SpaceX launched 60 more satellites Monday as part of CEO Elon Musk's "Starlink" mission to bring high-speed internet to large, remote swaths of the world.
"Enabled by a constellation of low Earth orbit satellites, Starlink will provide fast, reliable internet to populations with little or no connectivity, including those in rural communities and places where existing services are too expensive or unreliable," SpaceX said in a statement announcing the launch.
The launch began at 9:56 a.m. ET on Monday at Cape Canaveral Air Force Station in Florida and was livestreamed on SpaceX's website. The satellites launched from a SpaceX Falcon 9 rocket.
Approximately an hour after liftoff, SpaceX confirmed that all 60 Starlink satellites successfully deployed.
Monday's satellite launch is the "heaviest payload to date, first re-flight of a fairing, and first Falcon 9 to fly a fourth mission," the company said in a tweet prior to the launch.
The Starlink mission aims to provide internet in the northern U.S. and Canada in 2020 and expand to "near global coverage of the populated world by 2021," according to SpaceX's website.
Shortly after the May launch, the American Astronomical Society issued a statement of concern over "the impending deployment of very large constellations of satellites into Earth orbit."
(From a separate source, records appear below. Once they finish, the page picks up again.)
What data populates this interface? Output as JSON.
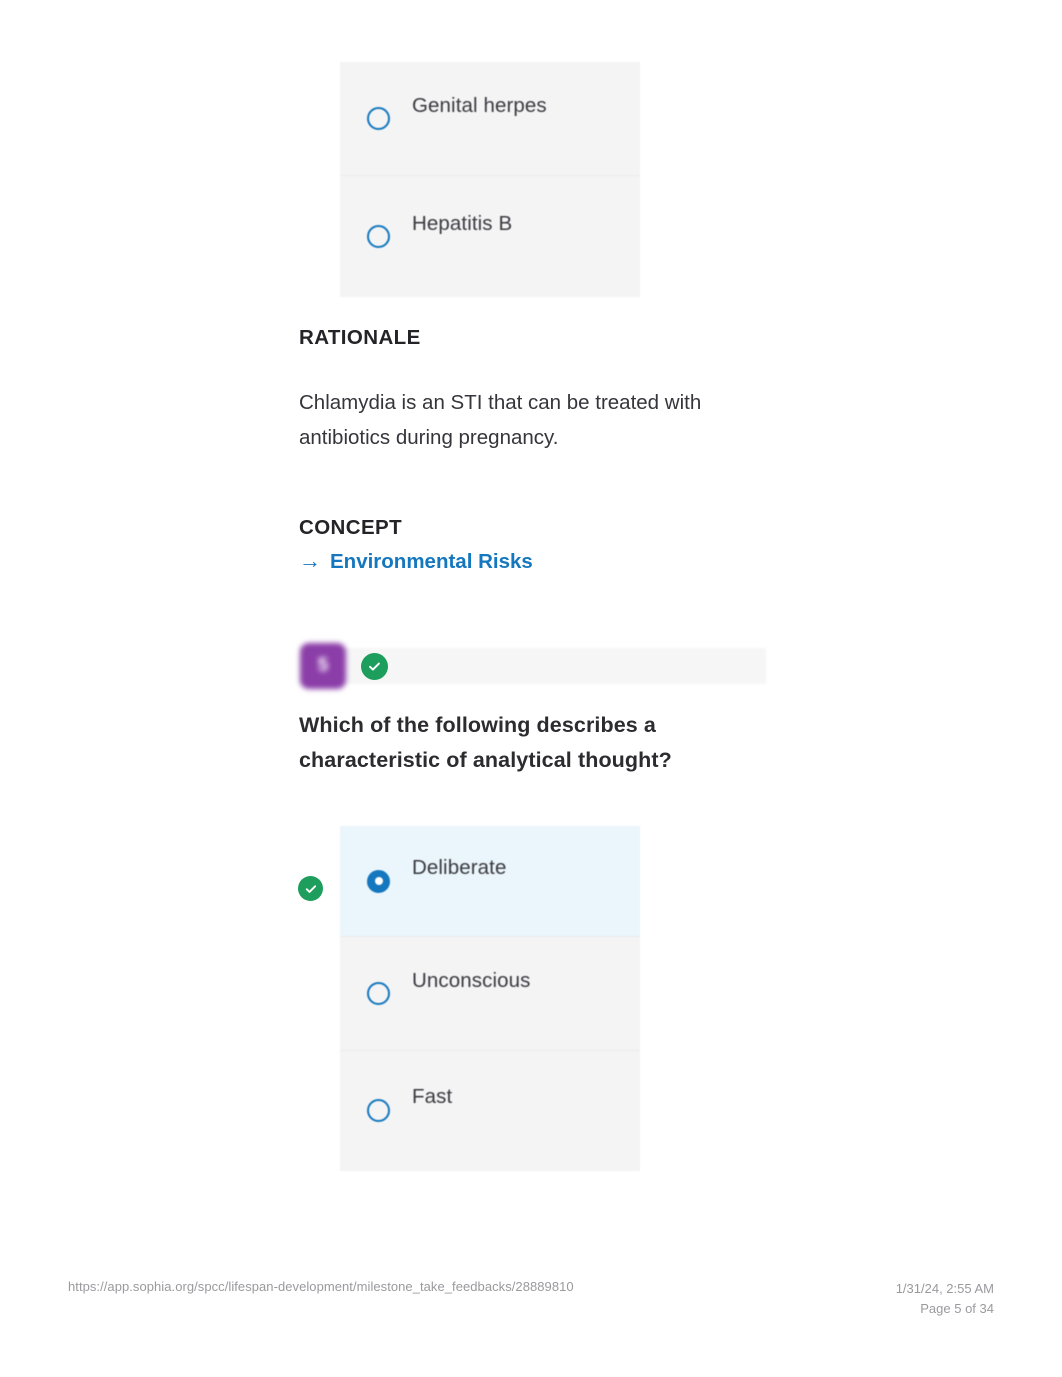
{
  "document": {
    "footer": {
      "url": "https://app.sophia.org/spcc/lifespan-development/milestone_take_feedbacks/28889810",
      "timestamp": "1/31/24, 2:55 AM",
      "page_label": "Page 5 of 34"
    }
  },
  "colors": {
    "accent_blue": "#1577be",
    "correct_green": "#1d9e5c",
    "badge_purple": "#8b3da8",
    "card_gray": "#f4f4f5",
    "selected_blue": "#eaf6fb"
  },
  "previous_question": {
    "options": [
      {
        "label": "Genital herpes",
        "selected": false
      },
      {
        "label": "Hepatitis B",
        "selected": false
      }
    ],
    "rationale": {
      "heading": "RATIONALE",
      "text": "Chlamydia is an STI that can be treated with antibiotics during pregnancy."
    },
    "concept": {
      "heading": "CONCEPT",
      "arrow": "→",
      "link_label": "Environmental Risks"
    }
  },
  "question_5": {
    "number": "5",
    "status_icon": "check-circle-icon",
    "title": "Which of the following describes a characteristic of analytical thought?",
    "options": [
      {
        "label": "Deliberate",
        "selected": true,
        "correct": true
      },
      {
        "label": "Unconscious",
        "selected": false,
        "correct": false
      },
      {
        "label": "Fast",
        "selected": false,
        "correct": false
      }
    ]
  }
}
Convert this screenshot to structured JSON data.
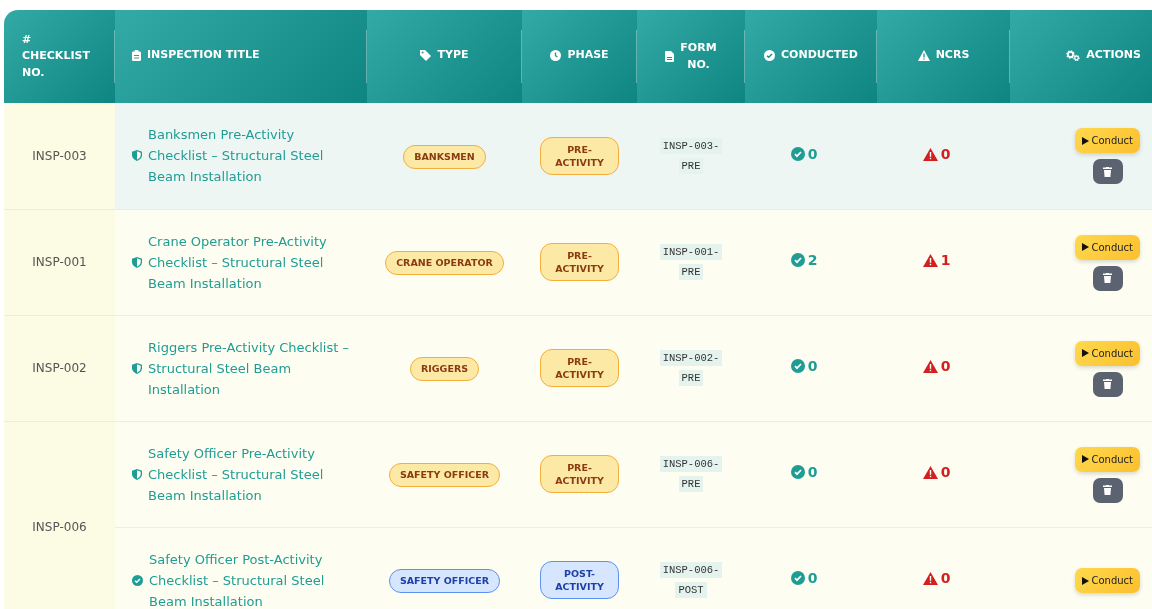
{
  "table": {
    "columns": [
      {
        "symbol": "#",
        "label": "CHECKLIST NO."
      },
      {
        "label": "INSPECTION TITLE"
      },
      {
        "label": "TYPE"
      },
      {
        "label": "PHASE"
      },
      {
        "label": "FORM NO."
      },
      {
        "label": "CONDUCTED"
      },
      {
        "label": "NCRS"
      },
      {
        "label": "ACTIONS"
      }
    ],
    "groups": [
      {
        "checklist_no": "INSP-003",
        "inspections": [
          {
            "kind": "pre",
            "highlighted": true,
            "title": "Banksmen Pre-Activity Checklist – Structural Steel Beam Installation",
            "type": "BANKSMEN",
            "phase": "PRE-ACTIVITY",
            "form_no": "INSP-003-PRE",
            "conducted": "0",
            "ncrs": "0",
            "conduct_label": "Conduct",
            "deletable": true
          }
        ]
      },
      {
        "checklist_no": "INSP-001",
        "inspections": [
          {
            "kind": "pre",
            "highlighted": false,
            "title": "Crane Operator Pre-Activity Checklist – Structural Steel Beam Installation",
            "type": "CRANE OPERATOR",
            "phase": "PRE-ACTIVITY",
            "form_no": "INSP-001-PRE",
            "conducted": "2",
            "ncrs": "1",
            "conduct_label": "Conduct",
            "deletable": true
          }
        ]
      },
      {
        "checklist_no": "INSP-002",
        "inspections": [
          {
            "kind": "pre",
            "highlighted": false,
            "title": "Riggers Pre-Activity Checklist – Structural Steel Beam Installation",
            "type": "RIGGERS",
            "phase": "PRE-ACTIVITY",
            "form_no": "INSP-002-PRE",
            "conducted": "0",
            "ncrs": "0",
            "conduct_label": "Conduct",
            "deletable": true
          }
        ]
      },
      {
        "checklist_no": "INSP-006",
        "inspections": [
          {
            "kind": "pre",
            "highlighted": false,
            "title": "Safety Officer Pre-Activity Checklist – Structural Steel Beam Installation",
            "type": "SAFETY OFFICER",
            "phase": "PRE-ACTIVITY",
            "form_no": "INSP-006-PRE",
            "conducted": "0",
            "ncrs": "0",
            "conduct_label": "Conduct",
            "deletable": true
          },
          {
            "kind": "post",
            "highlighted": false,
            "title": "Safety Officer Post-Activity Checklist – Structural Steel Beam Installation",
            "type": "SAFETY OFFICER",
            "phase": "POST-ACTIVITY",
            "form_no": "INSP-006-POST",
            "conducted": "0",
            "ncrs": "0",
            "conduct_label": "Conduct",
            "deletable": false
          }
        ]
      }
    ]
  }
}
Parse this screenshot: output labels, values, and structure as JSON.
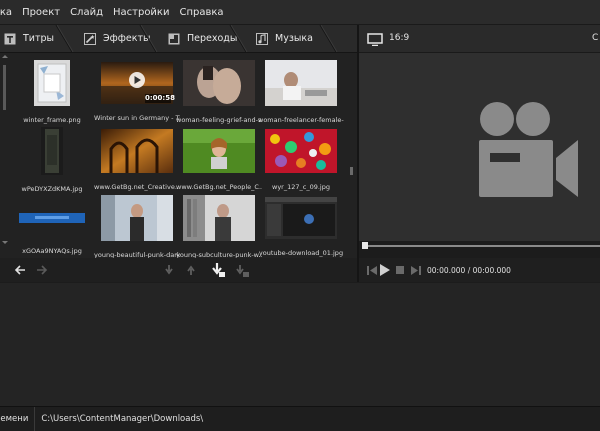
{
  "menu": [
    "вка",
    "Проект",
    "Слайд",
    "Настройки",
    "Справка"
  ],
  "tabs": [
    {
      "label": "Титры",
      "icon": "text-icon"
    },
    {
      "label": "Эффекты",
      "icon": "magic-wand-icon"
    },
    {
      "label": "Переходы",
      "icon": "transition-icon"
    },
    {
      "label": "Музыка",
      "icon": "music-note-icon"
    }
  ],
  "media": [
    {
      "name": "winter_frame.png"
    },
    {
      "name": "Winter sun in Germany - Ti...",
      "duration": "0:00:58"
    },
    {
      "name": "woman-feeling-grief-and-s..."
    },
    {
      "name": "woman-freelancer-female-..."
    },
    {
      "name": "wPeDYXZdKMA.jpg"
    },
    {
      "name": "www.GetBg.net_Creative..."
    },
    {
      "name": "www.GetBg.net_People_C..."
    },
    {
      "name": "wyr_127_c_09.jpg"
    },
    {
      "name": "xGOAa9NYAQs.jpg"
    },
    {
      "name": "young-beautiful-punk-dark..."
    },
    {
      "name": "young-subculture-punk-w..."
    },
    {
      "name": "youtube-download_01.jpg"
    }
  ],
  "preview": {
    "aspect": "16:9",
    "corner_text": "С",
    "timecode": "00:00.000 / 00:00.000"
  },
  "status": {
    "label": "времени",
    "path": "C:\\Users\\ContentManager\\Downloads\\"
  }
}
"The number of such satellites is projected to grow into the tens of thousands over the next several years, creating the potential for substantial adverse impacts to ground- and space-based astronomy. These impacts could include significant disruption of optical and near-infrared observations by direct detection of satellites in reflected and emitted light; contamination of radio astronomical observations by electromagnetic radiation in satellite communication bands; and collision with space-based observatories," the statement said.